S/SW blog philosophy -

I credit favorite writers and public opinion makers.

A lifelong Democrat, my comments on Congress, the judiciary and the presidency are regular features.

My observations and commentary are on people and events in politics that affect the USA or the rest of the world, and stand for the interests of peace, security and justice.

Wednesday, September 16, 2009

Norman Augustine, Mike Griffin appear before House committee re space program

The House Science and Technology Committee, chaired by Rep. Bart Gordon, listened to some bad news and some good news from four high powered witnesses Tuesday afternoon.Veteran space reporter, Bill Harwood of CBS News and The Space Shot, explained how the congressional committee questioned whether the space program should contemplate taking a new direction.  Both of the main witnesses, namely former Lockheed CEO Augustine who chaired the Human Space Flight Plans Review Committee, as well as the former head of NASA Griffin,  stated that the next generation Constellation rocket program, established under the Bush administration, could work if given enough money.  Both maintained that it cannot, however, come to fruition under the current starved NASA budget.  The HSF committee found that NASA be unable to return to the moon or go beyond low earth orbit without at least another $3 billion in each of the upcoming years.  One of the witnesses emphasized that safety is of the high priority, as did the study committee.
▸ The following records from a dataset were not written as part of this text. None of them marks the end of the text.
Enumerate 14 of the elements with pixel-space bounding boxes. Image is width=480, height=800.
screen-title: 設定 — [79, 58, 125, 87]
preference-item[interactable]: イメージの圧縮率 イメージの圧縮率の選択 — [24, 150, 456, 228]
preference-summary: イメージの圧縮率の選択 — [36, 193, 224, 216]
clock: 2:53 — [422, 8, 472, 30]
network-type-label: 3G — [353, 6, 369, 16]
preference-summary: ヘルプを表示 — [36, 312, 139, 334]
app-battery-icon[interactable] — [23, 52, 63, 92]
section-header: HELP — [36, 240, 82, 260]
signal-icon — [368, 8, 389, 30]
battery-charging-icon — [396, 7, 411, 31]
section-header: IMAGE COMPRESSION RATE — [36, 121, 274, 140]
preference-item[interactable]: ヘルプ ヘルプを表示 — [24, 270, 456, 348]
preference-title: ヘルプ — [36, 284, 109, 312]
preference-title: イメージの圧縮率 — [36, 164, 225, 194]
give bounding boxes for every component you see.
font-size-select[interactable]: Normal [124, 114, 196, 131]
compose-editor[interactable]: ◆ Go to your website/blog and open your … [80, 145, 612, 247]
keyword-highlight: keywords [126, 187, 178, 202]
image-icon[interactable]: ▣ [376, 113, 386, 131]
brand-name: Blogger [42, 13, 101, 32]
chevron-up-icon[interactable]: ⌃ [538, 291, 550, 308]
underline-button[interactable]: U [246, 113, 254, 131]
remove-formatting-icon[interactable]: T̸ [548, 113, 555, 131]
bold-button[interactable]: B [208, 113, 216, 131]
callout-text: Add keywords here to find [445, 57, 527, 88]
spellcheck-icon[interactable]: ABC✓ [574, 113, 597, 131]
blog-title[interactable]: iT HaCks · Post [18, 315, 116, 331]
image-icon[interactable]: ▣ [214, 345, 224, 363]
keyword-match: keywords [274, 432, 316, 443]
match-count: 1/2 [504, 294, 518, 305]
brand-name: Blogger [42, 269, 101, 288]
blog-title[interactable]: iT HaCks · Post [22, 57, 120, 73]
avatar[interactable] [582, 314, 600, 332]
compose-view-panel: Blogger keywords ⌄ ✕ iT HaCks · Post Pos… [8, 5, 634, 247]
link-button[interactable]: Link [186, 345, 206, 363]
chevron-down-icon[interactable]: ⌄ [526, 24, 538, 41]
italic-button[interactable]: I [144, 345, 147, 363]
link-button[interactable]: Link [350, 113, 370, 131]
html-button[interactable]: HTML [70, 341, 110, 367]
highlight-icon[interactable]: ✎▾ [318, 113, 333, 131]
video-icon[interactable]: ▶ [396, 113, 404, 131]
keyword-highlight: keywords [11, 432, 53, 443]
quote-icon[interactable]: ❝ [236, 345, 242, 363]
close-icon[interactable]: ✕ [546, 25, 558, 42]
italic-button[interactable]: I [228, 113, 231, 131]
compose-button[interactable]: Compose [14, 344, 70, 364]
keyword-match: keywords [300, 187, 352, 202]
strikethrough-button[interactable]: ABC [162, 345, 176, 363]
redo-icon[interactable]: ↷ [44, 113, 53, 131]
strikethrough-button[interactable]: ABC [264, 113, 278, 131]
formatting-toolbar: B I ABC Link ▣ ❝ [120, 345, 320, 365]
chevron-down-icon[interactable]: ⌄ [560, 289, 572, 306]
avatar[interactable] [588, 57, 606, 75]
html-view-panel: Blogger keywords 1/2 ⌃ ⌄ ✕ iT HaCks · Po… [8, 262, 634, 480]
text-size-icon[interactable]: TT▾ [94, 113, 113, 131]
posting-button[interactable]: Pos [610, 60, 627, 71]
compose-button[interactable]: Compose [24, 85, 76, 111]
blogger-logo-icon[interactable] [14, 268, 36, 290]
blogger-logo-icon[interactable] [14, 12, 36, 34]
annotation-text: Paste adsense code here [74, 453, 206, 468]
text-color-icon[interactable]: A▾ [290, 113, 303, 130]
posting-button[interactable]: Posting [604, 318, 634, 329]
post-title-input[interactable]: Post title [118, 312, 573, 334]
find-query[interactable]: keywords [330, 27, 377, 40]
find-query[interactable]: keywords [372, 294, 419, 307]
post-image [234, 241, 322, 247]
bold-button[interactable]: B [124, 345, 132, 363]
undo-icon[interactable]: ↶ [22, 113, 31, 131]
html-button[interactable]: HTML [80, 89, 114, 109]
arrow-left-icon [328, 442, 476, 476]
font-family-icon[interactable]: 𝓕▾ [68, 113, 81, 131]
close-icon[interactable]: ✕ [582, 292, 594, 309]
Congress came to the five year old rocket program's defense at times and some, mainly Rep. Gabrielle Giffords (D-Ariz), attacked the Augustine Committee's summary report, rejecting what she termed the "glancing attention" the panel gave to the current progress of the Constellation.  Giffords, married to astronaut Mark Kelly, chairs the House Space Subcommittee that will continue work on the markup.  She insisted that the study panel was supposed to provide a recommendation of what to do, rather than accepting Chairman Augustine's view that the final report is still to be published, and that his committee charter from the administration asked only for a set of possible options, not choosing one over the other. 

Most members of the committee seem to feel that there must be some way to come up with the money needed and most seem reluctant to drop the Constellation program.  And most House members gave praise to the Augustine Committee's work for its forthrightness and excellent work under severe time restraints.  The full report should be available by the end of September.